Nursing Homes and COVID-19: Michigan Governor Extends Controversial Order as Lawmaker Calls for Probe

New York Gov. Andrew Cuomo last week reversed a controversial order that effectively forced nursing homes to admit COVID-19-carrying residents.  

Gov. Gretchen Whitmer this week took a different approach, extending a similar order in Michigan despite widespread condemnation of such policies from trade associations and medical professionals.

Michigan’s order, like New York’s, is long and legalistic. The protocols for admitting nursing home residents vary based on an array of factors. The most important part, however, can be found in section I, point two of the order (emphasis mine).  

“A long-term care facility must not prohibit admission or readmission of a resident based on COVID-19 testing requirements or results in a manner that is inconsistent with relevant guidance issued by the Department of Health and Human Services (“DHHS”),” the order reads. 

In short, the law prevents nursing homes from screening for COVID-19. For weeks, trade association leaders and medical professionals warned these policies would expose the most vulnerable members of society to COVID-19. 

“Nursing homes are working so hard to keep the virus out, and now we’re going to be introducing new COVID-positive patients?” David Grabowski, a professor of health policy at Harvard Medical School, told NBC in April regarding policies that forbid elder care homes to screen for COVID-19.

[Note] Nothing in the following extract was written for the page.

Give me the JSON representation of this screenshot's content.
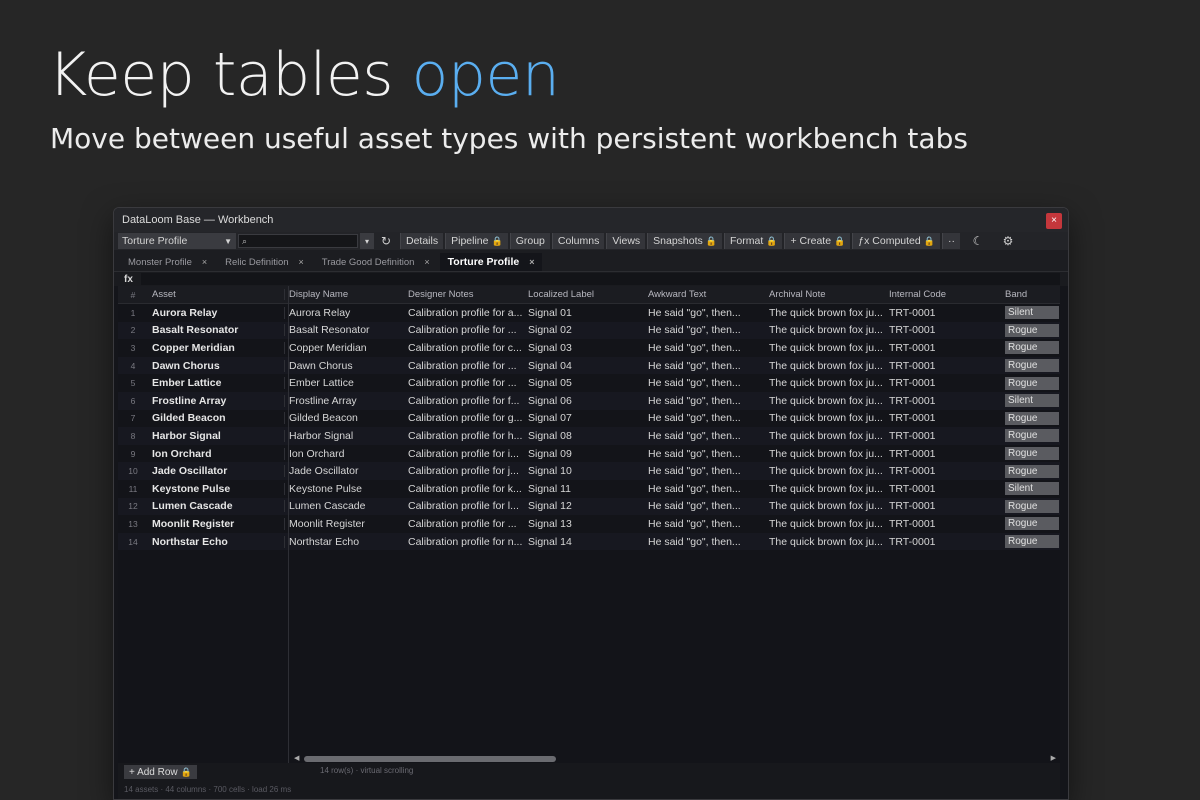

The results of these policies have been deadly. On a per capita basis, New York has the worst COVID fatality rate in America: 1,478 per one million. Michigan is not far behind (8th worst), with 507 deaths per one million. It’s unclear just how deadly these policies have been because both states have been less than straightforward in their reporting. (New York changed the way it was tallying nursing homes deaths near the end of April, while Michigan’s Department of Health and Human Services “hasn’t been able to offer concrete numbers”.)

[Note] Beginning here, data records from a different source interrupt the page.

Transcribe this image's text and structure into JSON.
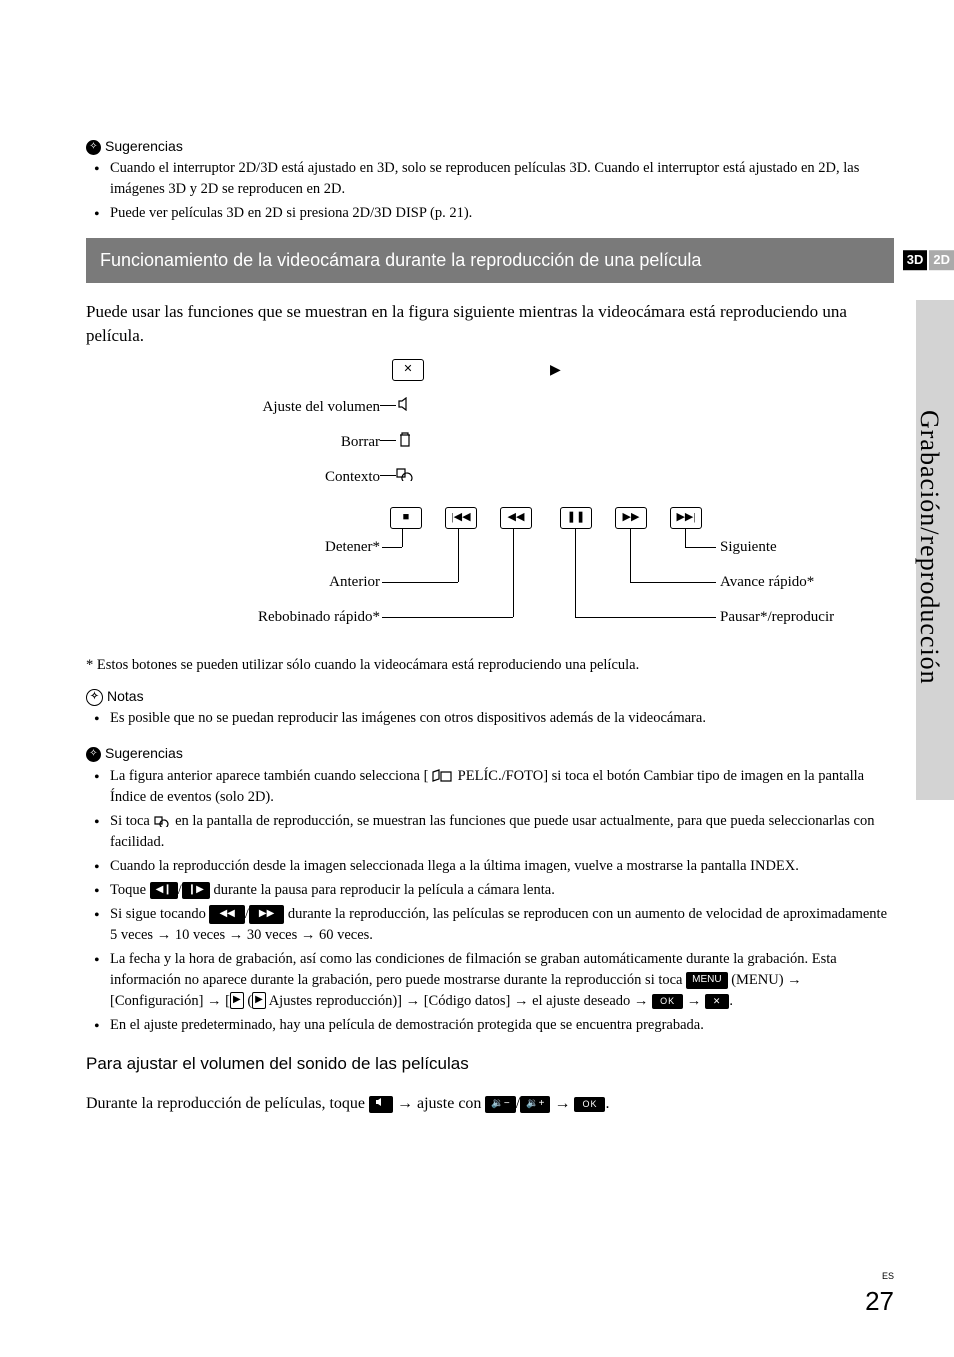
{
  "sideTab": "Grabación/reproducción",
  "sugerencias_label": "Sugerencias",
  "top_tips": [
    "Cuando el interruptor 2D/3D está ajustado en 3D, solo se reproducen películas 3D. Cuando el interruptor está ajustado en 2D, las imágenes 3D y 2D se reproducen en 2D.",
    "Puede ver películas 3D en 2D si presiona 2D/3D DISP (p. 21)."
  ],
  "section_title": "Funcionamiento de la videocámara durante la reproducción de una película",
  "badge3d": "3D",
  "badge2d": "2D",
  "intro": "Puede usar las funciones que se muestran en la figura siguiente mientras la videocámara está reproduciendo una película.",
  "labels": {
    "volumen": "Ajuste del volumen",
    "borrar": "Borrar",
    "contexto": "Contexto",
    "detener": "Detener*",
    "anterior": "Anterior",
    "rew": "Rebobinado rápido*",
    "siguiente": "Siguiente",
    "ff": "Avance rápido*",
    "pausar": "Pausar*/reproducir"
  },
  "footnote": "* Estos botones se pueden utilizar sólo cuando la videocámara está reproduciendo una película.",
  "notas_label": "Notas",
  "notas": [
    "Es posible que no se puedan reproducir las imágenes con otros dispositivos además de la videocámara."
  ],
  "tips2": {
    "t1a": "La figura anterior aparece también cuando selecciona [",
    "t1b": "PELÍC./FOTO] si toca el botón Cambiar tipo de imagen en la pantalla Índice de eventos (solo 2D).",
    "t2": "Si toca ",
    "t2b": " en la pantalla de reproducción, se muestran las funciones que puede usar actualmente, para que pueda seleccionarlas con facilidad.",
    "t3": "Cuando la reproducción desde la imagen seleccionada llega a la última imagen, vuelve a mostrarse la pantalla INDEX.",
    "t4a": "Toque ",
    "t4b": " durante la pausa para reproducir la película a cámara lenta.",
    "t5a": "Si sigue tocando ",
    "t5b": " durante la reproducción, las películas se reproducen con un aumento de velocidad de aproximadamente 5 veces → 10 veces → 30 veces → 60 veces.",
    "t6a": "La fecha y la hora de grabación, así como las condiciones de filmación se graban automáticamente durante la grabación. Esta información no aparece durante la grabación, pero puede mostrarse durante la reproducción si toca ",
    "t6b": " (MENU) → [Configuración] → [",
    "t6c": "Ajustes reproducción)] → [Código datos] → el ajuste deseado → ",
    "t7": "En el ajuste predeterminado, hay una película de demostración protegida que se encuentra pregrabada."
  },
  "subhead": "Para ajustar el volumen del sonido de las películas",
  "vol_line_a": "Durante la reproducción de películas, toque ",
  "vol_line_b": " → ajuste con ",
  "arrow": " → ",
  "menu_label": "MENU",
  "ok_label": "OK",
  "x_label": "✕",
  "page_es": "ES",
  "page_num": "27"
}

What is clear, is that prohibiting nursing homes from screening for COVID is an extremely reckless and senseless policy. The one thing we know about this virus above all else, is that it is acutely deadly for the elderly and people with compromised immune systems.

Cuomo, to his credit, abandoned the policy once it became a political lightning rod. Whitmer has received less heat for her nursing home policy (though plenty for other policies), but that may be changing. 

Whitmer this week was taken to task by local media for extending her nursing home order.

“Elderly people have needlessly been exposed to the virus and died as a result of this order,” read an editorial in The Detroit News. 

The editorial reported that one local lawmaker, who could not get answers as to how many COVID-19 deaths had occurred in nursing homes, sent a letter on Monday to the district’s US Attorney and Michigan Attorney General requesting separate probes of Whitmer’s order. 

“Such investigations are certainly merited,” The Detroit News wrote. 

While exposing bad—and in this case, deadly—policies is important, it’s an incredibly inefficient way to govern systems. It is extremely difficult to monitor and expose the inefficiencies and social and economic costs of bureaucratic control.  

A better solution is for humans to learn and understand the fatal conceit, famously described by Nobel Laureate economist F.A. Hayek, that drives central planners to curtail liberty in their quest to redesign the world.

That idea, as I wrote previously, lies at the heart of these reckless policies. 

“…officials responsible for these policies are guilty of Hayek’s fatal conceit. In their hubris, they presumed to know enough to centrally plan a complex society’s response to a complex pandemic, and to know more than individuals with local knowledge, industry expertise, and skin in the game, like the elder care experts and businesspeople who tried to warn policymakers about the disastrous effects the policy would have.”